The “compensated travel” concept has not been fully developed or discussed in the
case law. As a general rule, however, this exception applies when an employee’s
compensation covers the time going back and forth from work or an allowance is made for
13
Cite as 2016 Ark. App. 309
the cost of transportation. Chicot Mem’l Hosp. 9 Ark. App. at 20, 652 S.W.2d at 632 (holding
where the employer supplies less than the actual expense of travel, exception would apply
only if the reimbursement bore a reasonable relation to the actual expense of travel or was
for a substantial part of it). The compensated-travel exception has also been stated this way:
“when the employer compensates the employee for his time from the moment he leaves
home until he returns home.” Swearengin, 85 Ark. App. at 65, 145 S.W.3d at 832.
Substantial evidence does not support the Commission’s conclusion that Waggoner
was reimbursed for his travel expense or was paid for his time traveling from Texarkana to
Shreveport. Quintin Helms testified that he usually contributed about $10 of his $50 toward
gas money and Kendrick Blackmon confirmed that the carpoolers would “chip in” for gas.

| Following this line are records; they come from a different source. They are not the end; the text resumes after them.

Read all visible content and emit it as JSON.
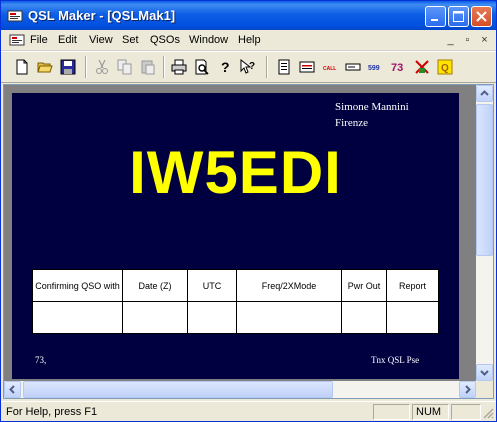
{
  "window": {
    "title": "QSL Maker - [QSLMak1]"
  },
  "menu": [
    "File",
    "Edit",
    "View",
    "Set",
    "QSOs",
    "Window",
    "Help"
  ],
  "mdi_controls": [
    "_",
    "▫",
    "×"
  ],
  "toolbar": {
    "icons": [
      "new-icon",
      "open-icon",
      "save-icon",
      "cut-icon",
      "copy-icon",
      "paste-icon",
      "print-icon",
      "print-preview-icon",
      "about-icon",
      "context-help-icon",
      "page-icon",
      "card-icon",
      "call-icon",
      "field-icon",
      "599-icon",
      "73-icon",
      "grid-icon",
      "qso-icon"
    ],
    "labels": {
      "call": "CALL",
      "rst": "599",
      "seventy_three": "73",
      "q": "Q"
    }
  },
  "card": {
    "name": "Simone Mannini",
    "city": "Firenze",
    "callsign": "IW5EDI",
    "table_headers": [
      "Confirming QSO with",
      "Date (Z)",
      "UTC",
      "Freq/2XMode",
      "Pwr Out",
      "Report"
    ],
    "footer_left": "73,",
    "footer_right": "Tnx  QSL  Pse",
    "colors": {
      "background": "#000040",
      "callsign": "#ffff00",
      "text": "#ffffff"
    }
  },
  "status": {
    "text": "For Help, press F1",
    "indicator": "NUM"
  }
}
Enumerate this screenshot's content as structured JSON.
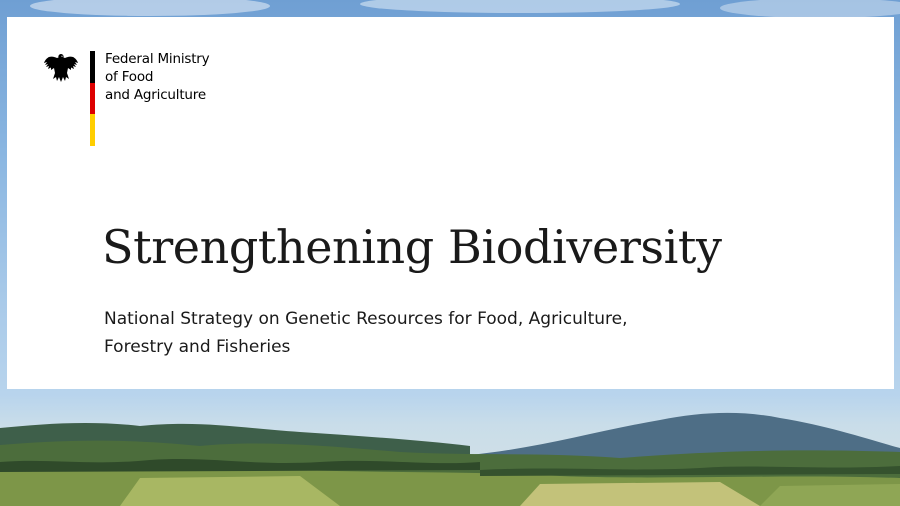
{
  "ministry": {
    "name_lines": [
      "Federal Ministry",
      "of Food",
      "and Agriculture"
    ],
    "flag_colors": [
      "#000000",
      "#dd0000",
      "#ffce00"
    ],
    "emblem_icon": "federal-eagle-icon"
  },
  "title": "Strengthening Biodiversity",
  "subtitle_lines": [
    "National Strategy on Genetic Resources for Food, Agriculture,",
    "Forestry and Fisheries"
  ],
  "colors": {
    "sky": "#8ab6e1",
    "card": "#ffffff",
    "text": "#1a1a1a"
  }
}
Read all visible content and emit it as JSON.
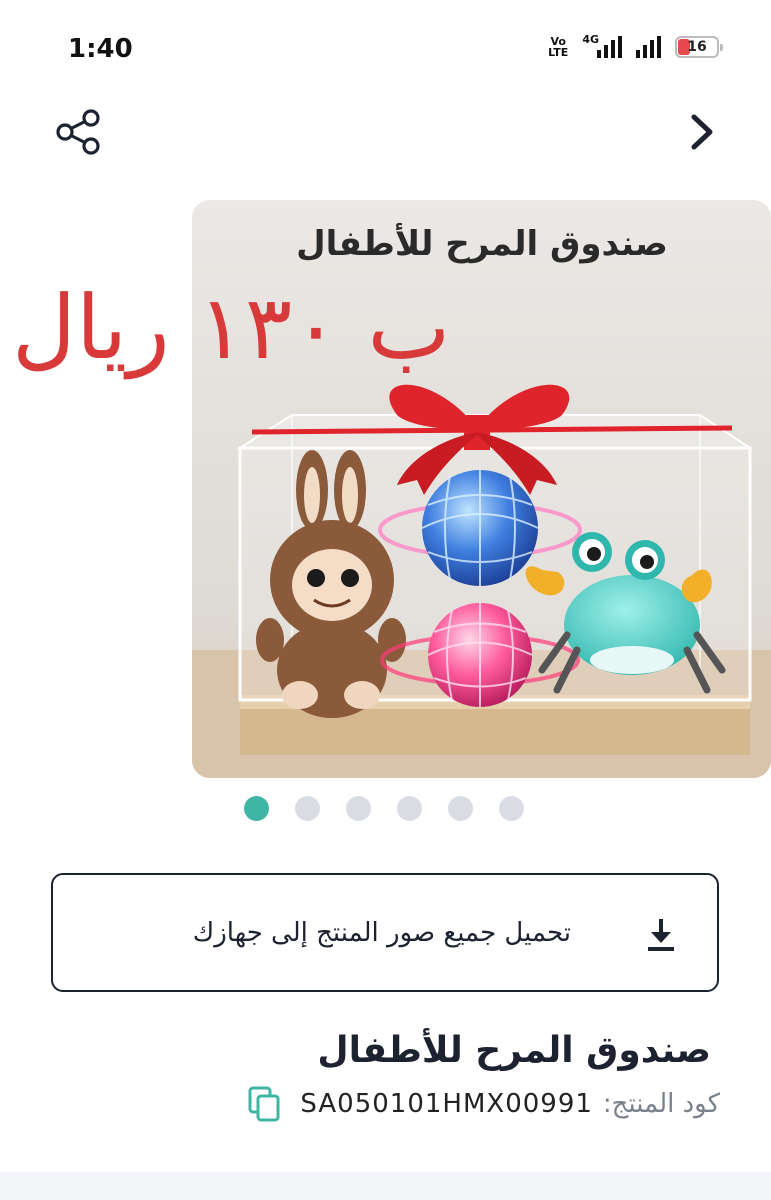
{
  "status_bar": {
    "time": "1:40",
    "volte_top": "Vo",
    "volte_bottom": "LTE",
    "network": "4G",
    "battery": "16"
  },
  "header": {
    "share_icon": "share-icon",
    "forward_icon": "chevron-right-icon"
  },
  "image": {
    "title_text": "صندوق المرح للأطفال",
    "price_overlay": "ب ١٣٠ ريال"
  },
  "carousel": {
    "total": 6,
    "active_index": 0
  },
  "download": {
    "label": "تحميل جميع صور المنتج إلى جهازك",
    "icon": "download-icon"
  },
  "product": {
    "title": "صندوق المرح للأطفال",
    "code_label": "كود المنتج:",
    "code_value": "SA050101HMX00991",
    "copy_icon": "copy-icon"
  },
  "colors": {
    "accent": "#3fb5a3",
    "price_red": "#d83a3a",
    "text_dark": "#1d2230",
    "muted": "#7b818c"
  }
}
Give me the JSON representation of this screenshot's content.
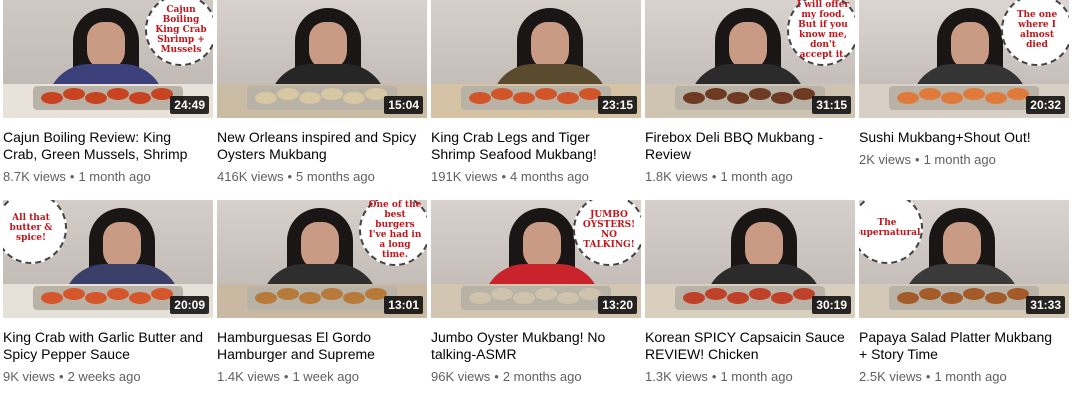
{
  "videos": [
    {
      "title": "Cajun Boiling Review: King Crab, Green Mussels, Shrimp",
      "views": "8.7K views",
      "age": "1 month ago",
      "duration": "24:49",
      "bubble": "Cajun Boiling King Crab Shrimp + Mussels",
      "wall": "#cfc8c3",
      "shirt": "#3b3f7a",
      "table": "#e8e2da",
      "food": "#c8431f"
    },
    {
      "title": "New Orleans inspired and Spicy Oysters Mukbang",
      "views": "416K views",
      "age": "5 months ago",
      "duration": "15:04",
      "bubble": "",
      "wall": "#d8d1cd",
      "shirt": "#262626",
      "table": "#c9bba4",
      "food": "#d7c7a2"
    },
    {
      "title": "King Crab Legs and Tiger Shrimp Seafood Mukbang!",
      "views": "191K views",
      "age": "4 months ago",
      "duration": "23:15",
      "bubble": "",
      "wall": "#d6cfca",
      "shirt": "#5a4a2e",
      "table": "#d6c2a4",
      "food": "#d2552a"
    },
    {
      "title": "Firebox Deli BBQ Mukbang - Review",
      "views": "1.8K views",
      "age": "1 month ago",
      "duration": "31:15",
      "bubble": "I will offer my food. But if you know me, don't accept it.",
      "wall": "#d9d2cf",
      "shirt": "#2a2a2a",
      "table": "#cfc3b2",
      "food": "#6e3b22"
    },
    {
      "title": "Sushi Mukbang+Shout Out!",
      "views": "2K views",
      "age": "1 month ago",
      "duration": "20:32",
      "bubble": "The one where I almost died",
      "wall": "#dcd5d2",
      "shirt": "#343434",
      "table": "#d8d0c6",
      "food": "#e07a3a"
    },
    {
      "title": "King Crab with Garlic Butter and Spicy Pepper Sauce",
      "views": "9K views",
      "age": "2 weeks ago",
      "duration": "20:09",
      "bubble": "All that butter & spice!",
      "wall": "#d4cdc8",
      "shirt": "#3a3f6a",
      "table": "#e6e1d8",
      "food": "#d5562b"
    },
    {
      "title": "Hamburguesas El Gordo Hamburger and Supreme",
      "views": "1.4K views",
      "age": "1 week ago",
      "duration": "13:01",
      "bubble": "One of the best burgers I've had in a long time.",
      "wall": "#d7d0cb",
      "shirt": "#2e2e2e",
      "table": "#c9b9a3",
      "food": "#b77a3a"
    },
    {
      "title": "Jumbo Oyster Mukbang! No talking-ASMR",
      "views": "96K views",
      "age": "2 months ago",
      "duration": "13:20",
      "bubble": "JUMBO OYSTERS! NO TALKING!",
      "wall": "#d8d1cd",
      "shirt": "#c9232b",
      "table": "#d2c5b1",
      "food": "#cfc3ae"
    },
    {
      "title": "Korean SPICY Capsaicin Sauce REVIEW! Chicken",
      "views": "1.3K views",
      "age": "1 month ago",
      "duration": "30:19",
      "bubble": "",
      "wall": "#d6cfcb",
      "shirt": "#2b2b2b",
      "table": "#d9cfbf",
      "food": "#c0412a"
    },
    {
      "title": "Papaya Salad Platter Mukbang + Story Time",
      "views": "2.5K views",
      "age": "1 month ago",
      "duration": "31:33",
      "bubble": "The Supernatural",
      "wall": "#dad3cf",
      "shirt": "#3a3a3a",
      "table": "#d4c8b6",
      "food": "#a35b2a"
    }
  ],
  "separator": "•"
}
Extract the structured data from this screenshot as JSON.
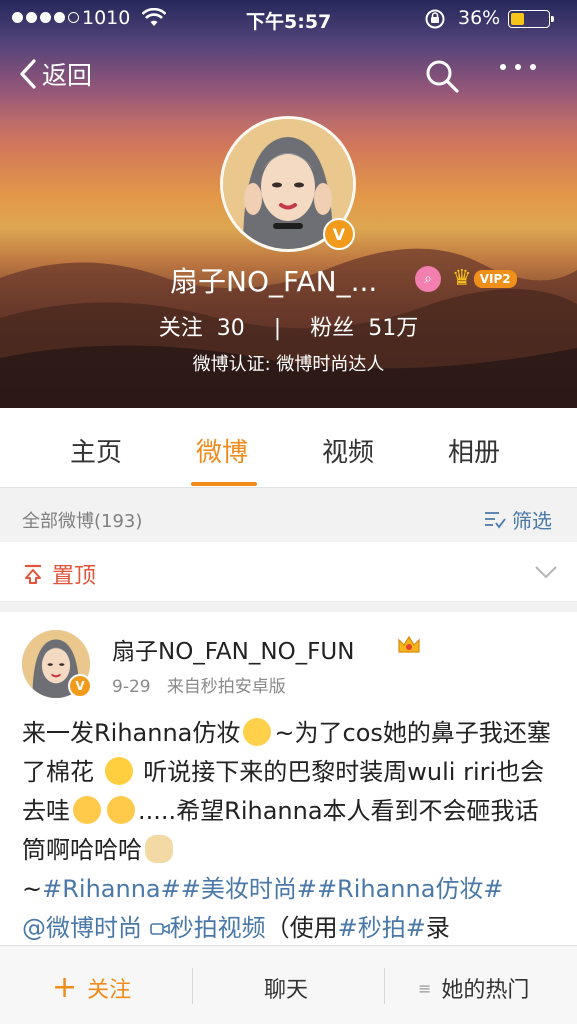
{
  "status_bar": {
    "carrier": "1010",
    "time": "下午5:57",
    "battery_percent_text": "36%",
    "battery_level": 0.36,
    "signal_strength": 4
  },
  "nav": {
    "back_label": "返回"
  },
  "profile": {
    "display_name": "扇子NO_FAN_...",
    "vip_label": "VIP2",
    "following_label": "关注",
    "following_count": "30",
    "stats_separator": "|",
    "followers_label": "粉丝",
    "followers_count": "51万",
    "verification": "微博认证: 微博时尚达人",
    "avatar_badge": "V"
  },
  "tabs": [
    {
      "label": "主页",
      "active": false
    },
    {
      "label": "微博",
      "active": true
    },
    {
      "label": "视频",
      "active": false
    },
    {
      "label": "相册",
      "active": false
    }
  ],
  "filter": {
    "count_label": "全部微博(193)",
    "filter_label": "筛选"
  },
  "pinned": {
    "label": "置顶"
  },
  "post": {
    "author": "扇子NO_FAN_NO_FUN",
    "date": "9-29",
    "source": "来自秒拍安卓版",
    "text_1": "来一发Rihanna仿妆",
    "text_2": "~为了cos她的鼻子我还塞了棉花",
    "text_3": "听说接下来的巴黎时装周wuli riri也会去哇",
    "text_4": ".....希望Rihanna本人看到不会砸我话筒啊哈哈哈",
    "text_5": "~",
    "tag_1": "#Rihanna#",
    "tag_2": "#美妆时尚#",
    "tag_3": "#Rihanna仿妆#",
    "mention": "@微博时尚",
    "video_link": "秒拍视频",
    "text_6": "（使用",
    "tag_4": "#秒拍#",
    "text_7": "录"
  },
  "bottom_bar": {
    "follow_plus": "+",
    "follow_label": "关注",
    "chat_label": "聊天",
    "hot_icon": "≡",
    "hot_label": "她的热门"
  },
  "colors": {
    "accent": "#f08c1b",
    "link": "#4a78a8",
    "pinned": "#e2553b",
    "vip": "#f08f1a"
  }
}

But the undisputed testimony of every witness, including Helms and Blackmon, was that
Holden employees were free to use, and in fact did use, the per diem money for anything
they wanted—like motels, meals, and household bills. The employees did not have to
account for their use of the $50, not to anyone. There was no testimony in the record to
support the Commission’s conclusion that $40 of the $50 per diem was to compensate
employees specifically for their travel time. Employees would, from time to time, choose
not to commute and instead use the money to stay in motels. They could choose to drive
individually to work or carpool. No facts reasonably connect the $50 per diem to
Waggoner’s actual time or cost of commuting. Nor can it be reasonably inferred from the
testimony, because the undisputed testimony of every witness was that the per diem money
could be spent however each employee individually saw fit.
14
Cite as 2016 Ark. App. 309
IV. Conclusion
We reverse the Commission’s award of benefits because there is no substantial
evidence that Waggoner was directly or indirectly advancing his employer’s interest when
he was fatally injured. He was not performing a special work-related task when the accident
occurred. Nor had Holden explicitly or implicitly agreed to furnish transportation for
Waggoner or agreed that travel to and from work was part of the employment services it
had hired Waggoner to perform. His commute, however he chose to accomplish it (like
carpooling), was not done within the course of employment for purposes of workers’-
compensation law. Waggoner was no longer advancing his employer’s interests once he
had finished work, clocked out, and left his fixed place of employment to go home.
We must therefore reverse the Commission’s award and dismiss the claim.
Reversed and dismissed.
WHITEAKER and BROWN, JJ., agree.
Barber Law Firm, PLLC, by: Gail Ponders Gaines, for appellant.
Moore, Giles & Matteson, L.L.P., by: Greg Giles, for appellee.